Ecoflux : outils de surveillance de la qualité des eaux de rivières

Patrick Pouline, Ingénieur spécialiste dans l’étude de la qualité des eaux, responsable du réseau ECOFLUX depuis 2005, Institut Universitaire Européen de la Mer – Université de Bretagne Occidentale

Biographie :

POULINE Patrick

Compte rendu :

Voir la vidéo de Patrick Pouline


Transcription :

13 octobre 2006 TR2


Discours de Patrick Pouline


Bonjour à tous,

Je vais vous présenter brièvement le réseau ECOFLUX. Il faut savoir que dans le domaine des sels nutritifs, il existe de grandes variations à différentes échelles : variation climatique, anthropique, à l’échelle mondiale ou locale. Le réseau ECOFLUX est né en 1998 pour répondre à cette problématique. Il suit une expérience qui existait dans la région Aquitaine : ECOFLEUVE, mis en place ponctuellement avec des équipes du CNRS et des lycéens pour suivre des bassins versants de la Dordogne par exemple. L’idée a été reprise par Paul Tréguer, directeur de l’IUEM-UBO, pour le Finistère avec la création du réseau ECOFLUX en partenariat avec le Conseil général. Ce réseau ECOFLUX est un réseau de surveillance de la qualité des rivières du Finistère qui travaille en associant des particuliers, des lycées, des collèges, pour suivre avec une fréquence régulière et précise, hebdomadaire, les rivières sur trois paramètres : nitrates, phosphates et silicates.
Pourquoi un réseau ? On sait que depuis les années 70, des flux de sels nutritifs – nitrates et phosphates – ont tendance à augmenter dans la région Bretagne et cette augmentation a entraîné deux problèmes. D’une part, un problème lié à la production d’eau potable – la dégradation de la qualité de l’eau entraîne des problèmes de potabilisation – et d’autre part, des perturbations liées à l’écosystème puisque ces apports de nutriments – nitrates et phosphates entre autres – vont se concentrer dans les rivières, vont finir par arriver dans le domaine littoral et conduire aux apparitions d’algues vertes et de phytoplanctons toxiques.

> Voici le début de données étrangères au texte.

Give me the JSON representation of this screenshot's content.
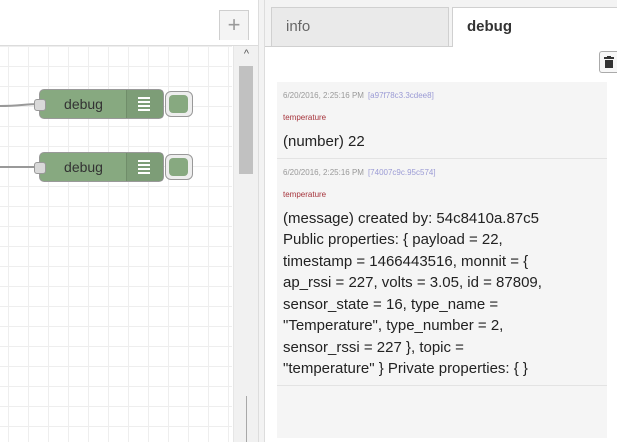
{
  "workspace": {
    "add_tab_label": "+",
    "scroll_up_glyph": "^",
    "nodes": [
      {
        "label": "debug",
        "icon": "debug-list-icon"
      },
      {
        "label": "debug",
        "icon": "debug-list-icon"
      }
    ]
  },
  "sidebar": {
    "tabs": [
      {
        "label": "info",
        "active": false
      },
      {
        "label": "debug",
        "active": true
      }
    ],
    "clear_icon": "trash-icon",
    "messages": [
      {
        "timestamp": "6/20/2016, 2:25:16 PM",
        "node_id": "[a97f78c3.3cdee8]",
        "topic": "temperature",
        "lines": [
          "(number) 22"
        ]
      },
      {
        "timestamp": "6/20/2016, 2:25:16 PM",
        "node_id": "[74007c9c.95c574]",
        "topic": "temperature",
        "lines": [
          "(message) created by: 54c8410a.87c5",
          "Public properties: { payload = 22,",
          "timestamp = 1466443516, monnit = {",
          "ap_rssi = 227, volts = 3.05, id = 87809,",
          "sensor_state = 16, type_name =",
          "\"Temperature\", type_number = 2,",
          "sensor_rssi = 227 }, topic =",
          "\"temperature\" } Private properties: { }"
        ]
      }
    ]
  },
  "colors": {
    "node_fill": "#87a980",
    "topic_text": "#a6343c",
    "node_id_text": "#9b9bd5"
  }
}
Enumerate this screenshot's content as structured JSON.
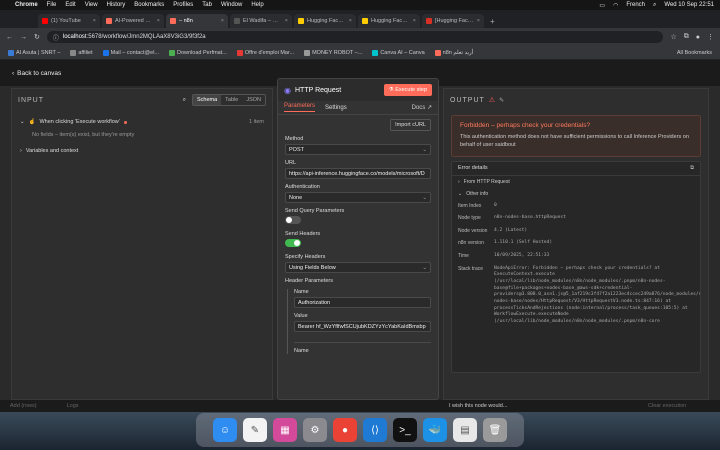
{
  "menubar": {
    "app": "Chrome",
    "items": [
      "File",
      "Edit",
      "View",
      "History",
      "Bookmarks",
      "Profiles",
      "Tab",
      "Window",
      "Help"
    ],
    "input_source": "French",
    "datetime": "Wed 10 Sep  22:51"
  },
  "tabs": [
    {
      "label": "(1) YouTube",
      "color": "#ff0000",
      "active": false
    },
    {
      "label": "AI-Powered WordPress",
      "color": "#ff6d5a",
      "active": false
    },
    {
      "label": "– n8n",
      "color": "#ff6d5a",
      "active": true
    },
    {
      "label": "El Wadifa – مسابقات –",
      "color": "#555555",
      "active": false
    },
    {
      "label": "Hugging Face – The AI",
      "color": "#ffcc00",
      "active": false
    },
    {
      "label": "Hugging Face – The AI",
      "color": "#ffcc00",
      "active": false
    },
    {
      "label": "[Hugging Face] Click th",
      "color": "#d93025",
      "active": false
    }
  ],
  "address": {
    "host": "localhost",
    "path": ":5678/workflow/Jmn2MQLAaX8V3iG3/9f3f2a"
  },
  "bookmarks": {
    "items": [
      {
        "label": "AI Asuta | SNRT –",
        "color": "#3a7bd5"
      },
      {
        "label": "affiliet",
        "color": "#888888"
      },
      {
        "label": "Mail – contact@el...",
        "color": "#1a73e8"
      },
      {
        "label": "Download Perfmat...",
        "color": "#4caf50"
      },
      {
        "label": "Offre d'emploi Mar...",
        "color": "#e53935"
      },
      {
        "label": "MONEY ROBOT –...",
        "color": "#999999"
      },
      {
        "label": "Canva AI – Canva",
        "color": "#00c4cc"
      },
      {
        "label": "n8n أريد تعلم",
        "color": "#ff6d5a"
      }
    ],
    "all": "All Bookmarks"
  },
  "app": {
    "back_label": "Back to canvas",
    "input": {
      "title": "INPUT",
      "views": [
        "Schema",
        "Table",
        "JSON"
      ],
      "active_view": "Schema",
      "trigger_label": "When clicking 'Execute workflow'",
      "items_count": "1 item",
      "empty_msg": "No fields – item(s) exist, but they're empty",
      "vars_label": "Variables and context"
    },
    "node": {
      "title": "HTTP Request",
      "execute_label": "Execute step",
      "tab_parameters": "Parameters",
      "tab_settings": "Settings",
      "docs_label": "Docs",
      "import_label": "Import cURL",
      "method_label": "Method",
      "method_value": "POST",
      "url_label": "URL",
      "url_value": "https://api-inference.huggingface.co/models/microsoft/D",
      "auth_label": "Authentication",
      "auth_value": "None",
      "query_label": "Send Query Parameters",
      "headers_label": "Send Headers",
      "specify_label": "Specify Headers",
      "specify_value": "Using Fields Below",
      "header_params_label": "Header Parameters",
      "name_label": "Name",
      "name_value": "Authorization",
      "value_label": "Value",
      "value_value": "Bearer hf_WzYflfwfSCUjubKDZYzYcYabKaIdBmsbp",
      "name2_label": "Name"
    },
    "output": {
      "title": "OUTPUT",
      "error_title": "Forbidden – perhaps check your credentials?",
      "error_desc": "This authentication method does not have sufficient permissions to call Inference Providers on behalf of user saidbout",
      "details_label": "Error details",
      "from_label": "From HTTP Request",
      "other_label": "Other info",
      "rows": [
        {
          "k": "Item Index",
          "v": "0"
        },
        {
          "k": "Node type",
          "v": "n8n-nodes-base.httpRequest"
        },
        {
          "k": "Node version",
          "v": "4.2 (Latest)"
        },
        {
          "k": "n8n version",
          "v": "1.110.1 (Self Hosted)"
        },
        {
          "k": "Time",
          "v": "10/09/2025, 22:51:33"
        }
      ],
      "stack_label": "Stack trace",
      "stack_value": "NodeApiError: Forbidden – perhaps check your credentials? at ExecuteContext.execute (/usr/local/lib/node_modules/n8n/node_modules/.pnpm/n8n-nodes-base@file+packages+nodes-base_@aws-sdk+credential-providers@3.808.0_asn1.js@5_1af219c3f47f2a1223ec4ccec249a876/node_modules/n8n-nodes-base/nodes/HttpRequest/V3/HttpRequestV3.node.ts:847:16) at processTicksAndRejections (node:internal/process/task_queues:105:5) at WorkflowExecute.executeNode (/usr/local/lib/node_modules/n8n/node_modules/.pnpm/n8n-core"
    },
    "bottom": {
      "left": "Add (rows)",
      "logs": "Logs",
      "wish": "I wish this node would...",
      "right": "Clear execution"
    }
  },
  "dock": [
    {
      "name": "finder",
      "glyph": "☺",
      "color": "#2f8cf0"
    },
    {
      "name": "notes",
      "glyph": "✎",
      "color": "#f3f3f3"
    },
    {
      "name": "launchpad",
      "glyph": "▦",
      "color": "#d44a9b"
    },
    {
      "name": "settings",
      "glyph": "⚙",
      "color": "#8a8a8f"
    },
    {
      "name": "chrome",
      "glyph": "●",
      "color": "#ea4335"
    },
    {
      "name": "vscode",
      "glyph": "⟨⟩",
      "color": "#1f7ad4"
    },
    {
      "name": "terminal",
      "glyph": ">_",
      "color": "#111111"
    },
    {
      "name": "docker",
      "glyph": "🐳",
      "color": "#1d91e6"
    },
    {
      "name": "document",
      "glyph": "▤",
      "color": "#e8e8e8"
    },
    {
      "name": "trash",
      "glyph": "🗑",
      "color": "#9a9a9a"
    }
  ]
}
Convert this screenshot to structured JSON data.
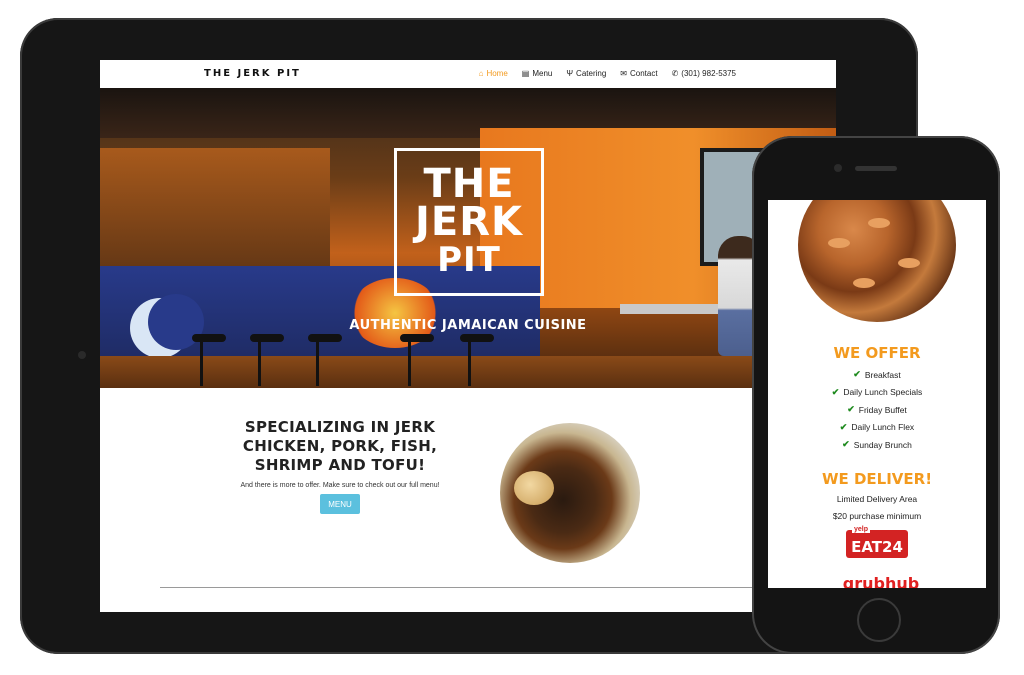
{
  "tablet": {
    "nav": {
      "brand": "THE JERK PIT",
      "links": [
        {
          "icon": "home-icon",
          "glyph": "⌂",
          "label": "Home"
        },
        {
          "icon": "menu-icon",
          "glyph": "▤",
          "label": "Menu"
        },
        {
          "icon": "utensils-icon",
          "glyph": "Ψ",
          "label": "Catering"
        },
        {
          "icon": "envelope-icon",
          "glyph": "✉",
          "label": "Contact"
        },
        {
          "icon": "phone-icon",
          "glyph": "✆",
          "label": "(301) 982-5375"
        }
      ]
    },
    "hero": {
      "logo_line1": "THE",
      "logo_line2": "JERK",
      "logo_line3": "PIT",
      "tagline": "AUTHENTIC JAMAICAN CUISINE"
    },
    "section": {
      "title": "SPECIALIZING IN JERK CHICKEN, PORK, FISH, SHRIMP AND TOFU!",
      "subtitle": "And there is more to offer. Make sure to check out our full menu!",
      "button": "MENU"
    }
  },
  "phone": {
    "offer_heading": "WE OFFER",
    "offer_items": [
      "Breakfast",
      "Daily Lunch Specials",
      "Friday Buffet",
      "Daily Lunch Flex",
      "Sunday Brunch"
    ],
    "deliver_heading": "WE DELIVER!",
    "deliver_line1": "Limited Delivery Area",
    "deliver_line2": "$20 purchase minimum",
    "yelp_label": "yelp",
    "eat24_label": "EAT24",
    "grubhub_label": "grubhub"
  },
  "colors": {
    "accent": "#f39a1e",
    "button": "#5bc0de",
    "check": "#1e8a1e",
    "eat24": "#d32323"
  }
}
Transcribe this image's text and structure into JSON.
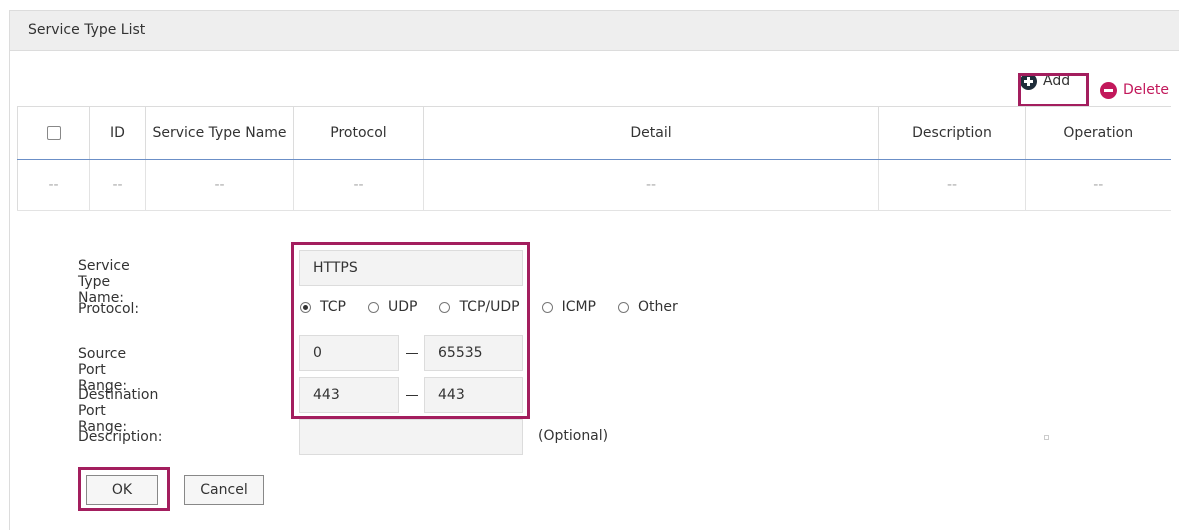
{
  "panel": {
    "title": "Service Type List"
  },
  "toolbar": {
    "add_label": "Add",
    "delete_label": "Delete",
    "add_icon": "plus-circle-icon",
    "delete_icon": "minus-circle-icon",
    "accent_color": "#c2185b",
    "highlight_color": "#a31e5e"
  },
  "table": {
    "columns": [
      "ID",
      "Service Type Name",
      "Protocol",
      "Detail",
      "Description",
      "Operation"
    ],
    "empty_row": [
      "--",
      "--",
      "--",
      "--",
      "--",
      "--",
      "--"
    ]
  },
  "form": {
    "service_type_name": {
      "label": "Service Type Name:",
      "value": "HTTPS"
    },
    "protocol": {
      "label": "Protocol:",
      "options": [
        "TCP",
        "UDP",
        "TCP/UDP",
        "ICMP",
        "Other"
      ],
      "selected": "TCP"
    },
    "source_port_range": {
      "label": "Source Port Range:",
      "from": "0",
      "to": "65535"
    },
    "destination_port_range": {
      "label": "Destination Port Range:",
      "from": "443",
      "to": "443"
    },
    "description": {
      "label": "Description:",
      "value": "",
      "hint": "(Optional)"
    },
    "ok_label": "OK",
    "cancel_label": "Cancel"
  }
}
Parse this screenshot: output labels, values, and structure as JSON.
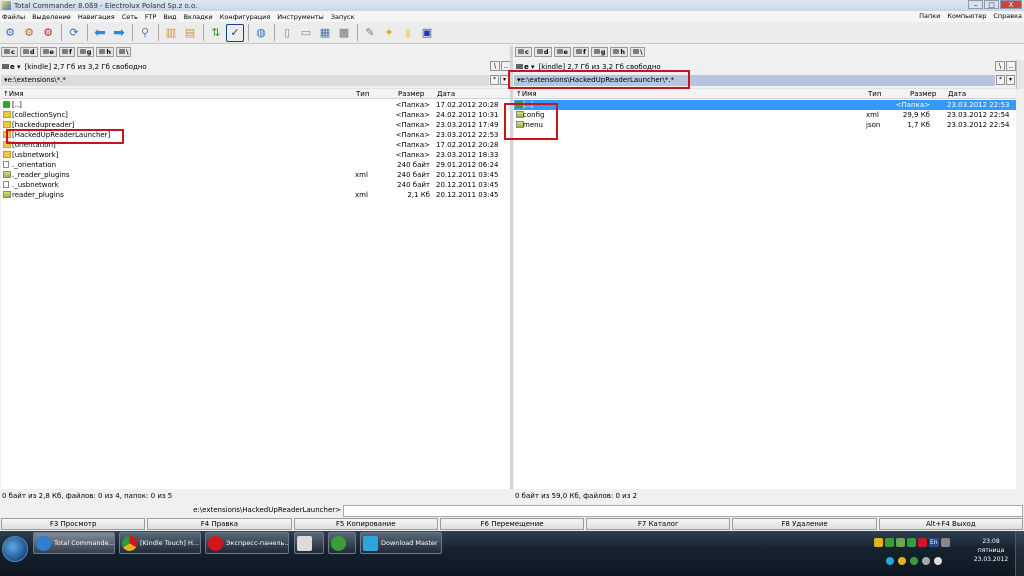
{
  "window": {
    "title": "Total Commander 8.0ß9 - Electrolux Poland Sp.z o.o.",
    "buttons": [
      "–",
      "□",
      "X"
    ]
  },
  "menu": {
    "left": [
      "Файлы",
      "Выделение",
      "Навигация",
      "Сеть",
      "FTP",
      "Вид",
      "Вкладки",
      "Конфигурация",
      "Инструменты",
      "Запуск"
    ],
    "right": [
      "Папки",
      "Компьютер",
      "Справка"
    ]
  },
  "toolbar": {
    "icons": [
      "gear-icon",
      "gear-icon",
      "gear-icon",
      "refresh-icon",
      "back-arrow-icon",
      "forward-arrow-icon",
      "network-icon",
      "pack-icon",
      "unpack-icon",
      "sort-icon",
      "checkmark-icon",
      "ftp-globe-icon",
      "new-file-icon",
      "copy-name-icon",
      "compare-icon",
      "grid-icon",
      "notepad-icon",
      "wand-icon",
      "note-icon",
      "panel-icon"
    ]
  },
  "left_panel": {
    "drives": [
      {
        "letter": "c"
      },
      {
        "letter": "d"
      },
      {
        "letter": "e"
      },
      {
        "letter": "f"
      },
      {
        "letter": "g"
      },
      {
        "letter": "h"
      },
      {
        "letter": "\\"
      }
    ],
    "drive_selector": "e",
    "volume_info": "[kindle]  2,7 Гб из 3,2 Гб свободно",
    "nav": [
      "\\",
      ".."
    ],
    "path": "e:\\extensions\\*.*",
    "path_buttons": [
      "*",
      "▾"
    ],
    "columns": {
      "name": "Имя",
      "type": "Тип",
      "size": "Размер",
      "date": "Дата"
    },
    "rows": [
      {
        "icon": "up",
        "name": "[..]",
        "type": "",
        "size": "<Папка>",
        "date": "17.02.2012 20:28"
      },
      {
        "icon": "folder",
        "name": "[collectionSync]",
        "type": "",
        "size": "<Папка>",
        "date": "24.02.2012 10:31"
      },
      {
        "icon": "folder",
        "name": "[hackedupreader]",
        "type": "",
        "size": "<Папка>",
        "date": "23.03.2012 17:49"
      },
      {
        "icon": "folder",
        "name": "[HackedUpReaderLauncher]",
        "type": "",
        "size": "<Папка>",
        "date": "23.03.2012 22:53"
      },
      {
        "icon": "folder",
        "name": "[orientation]",
        "type": "",
        "size": "<Папка>",
        "date": "17.02.2012 20:28"
      },
      {
        "icon": "folder",
        "name": "[usbnetwork]",
        "type": "",
        "size": "<Папка>",
        "date": "23.03.2012 18:33"
      },
      {
        "icon": "file",
        "name": "._orientation",
        "type": "",
        "size": "240 байт",
        "date": "29.01.2012 06:24"
      },
      {
        "icon": "xmlf",
        "name": "._reader_plugins",
        "type": "xml",
        "size": "240 байт",
        "date": "20.12.2011 03:45"
      },
      {
        "icon": "file",
        "name": "._usbnetwork",
        "type": "",
        "size": "240 байт",
        "date": "20.12.2011 03:45"
      },
      {
        "icon": "xmlf",
        "name": "reader_plugins",
        "type": "xml",
        "size": "2,1 Кб",
        "date": "20.12.2011 03:45"
      }
    ],
    "status": "0 байт из 2,8 Кб, файлов: 0 из 4, папок: 0 из 5"
  },
  "right_panel": {
    "drives": [
      {
        "letter": "c"
      },
      {
        "letter": "d"
      },
      {
        "letter": "e"
      },
      {
        "letter": "f"
      },
      {
        "letter": "g"
      },
      {
        "letter": "h"
      },
      {
        "letter": "\\"
      }
    ],
    "drive_selector": "e",
    "volume_info": "[kindle]  2,7 Гб из 3,2 Гб свободно",
    "nav": [
      "\\",
      ".."
    ],
    "path": "e:\\extensions\\HackedUpReaderLauncher\\*.*",
    "path_buttons": [
      "*",
      "▾"
    ],
    "columns": {
      "name": "Имя",
      "type": "Тип",
      "size": "Размер",
      "date": "Дата"
    },
    "rows": [
      {
        "icon": "up",
        "name": "[..]",
        "type": "",
        "size": "<Папка>",
        "date": "23.03.2012 22:53",
        "selected": true
      },
      {
        "icon": "xmlf",
        "name": "config",
        "type": "xml",
        "size": "29,9 Кб",
        "date": "23.03.2012 22:54"
      },
      {
        "icon": "xmlf",
        "name": "menu",
        "type": "json",
        "size": "1,7 Кб",
        "date": "23.03.2012 22:54"
      }
    ],
    "status": "0 байт из 59,0 Кб, файлов: 0 из 2"
  },
  "command_line": {
    "label": "e:\\extensions\\HackedUpReaderLauncher>",
    "value": ""
  },
  "fkeys": [
    "F3 Просмотр",
    "F4 Правка",
    "F5 Копирование",
    "F6 Перемещение",
    "F7 Каталог",
    "F8 Удаление",
    "Alt+F4 Выход"
  ],
  "taskbar": {
    "buttons": [
      {
        "label": "Total Commande...",
        "icon_color": "#2f7fd1",
        "active": true
      },
      {
        "label": "[Kindle Touch] H...",
        "icon_color": "#e8b21e",
        "active": false
      },
      {
        "label": "Экспресс-панель...",
        "icon_color": "#d5141b",
        "active": false
      },
      {
        "label": "",
        "icon_color": "#dcdcdc",
        "active": false
      },
      {
        "label": "",
        "icon_color": "#3a9d3a",
        "active": false
      },
      {
        "label": "Download Master",
        "icon_color": "#2aa6e0",
        "active": false
      }
    ],
    "tray_language": "En",
    "clock": {
      "time": "23:08",
      "day": "пятница",
      "date": "23.03.2012"
    }
  }
}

Ce sont les micro-algues qu’on retrouve dans la colonne d’eau et dans les coquillages et, lorsque nous les consommons, il peut y avoir des risques alimentaires et ce problème engendre des enjeux. La qualité de l’eau a forcément des enjeux écologiques mais également économiques puisqu’il va y avoir un coût pour la production d’eau mais aussi un coût lié au tourisme (pour les algues vertes par exemple) et un coût pour les industries car il leur faut une eau de bonne qualité. Dans les années 90, la Bretagne, par différents organismes (l’Agence de l’eau, la Diren , la DDASS ), a souhaité surveiller la qualité de ses rivières. Le réseau ECOFLUX ne souhaite pas se superposer à ces organismes mais, par sa fréquence et par la sélection de certains points de suivi, il apporte son « plus » dans ce domaine. Si on regarde ces points, treize bassins versants sont suivis, répartis sur l’ensemble du Finistère. Ils ont été mis en place en fonction de l’apparition d’algues vertes et de phytoplanctons : la Baie de Morlaix, la Baie de Douarnenez, on va suivre le Kerharo, le Lapic, le Pic, La Baie de Fouesnant avec le Saint-Laurent. En suivant de cette façon les bassins versants avec des prélèvements qui se font à l’exutoire – c’est-à-dire à la limite du bassin versant – on va récupérer l’ensemble des nutriments qui vont être drainés sur le bassin versant avant de se déverser sur la zone côtière. On peut donc avoir des suivis sur les nitrates, phosphates et silicates.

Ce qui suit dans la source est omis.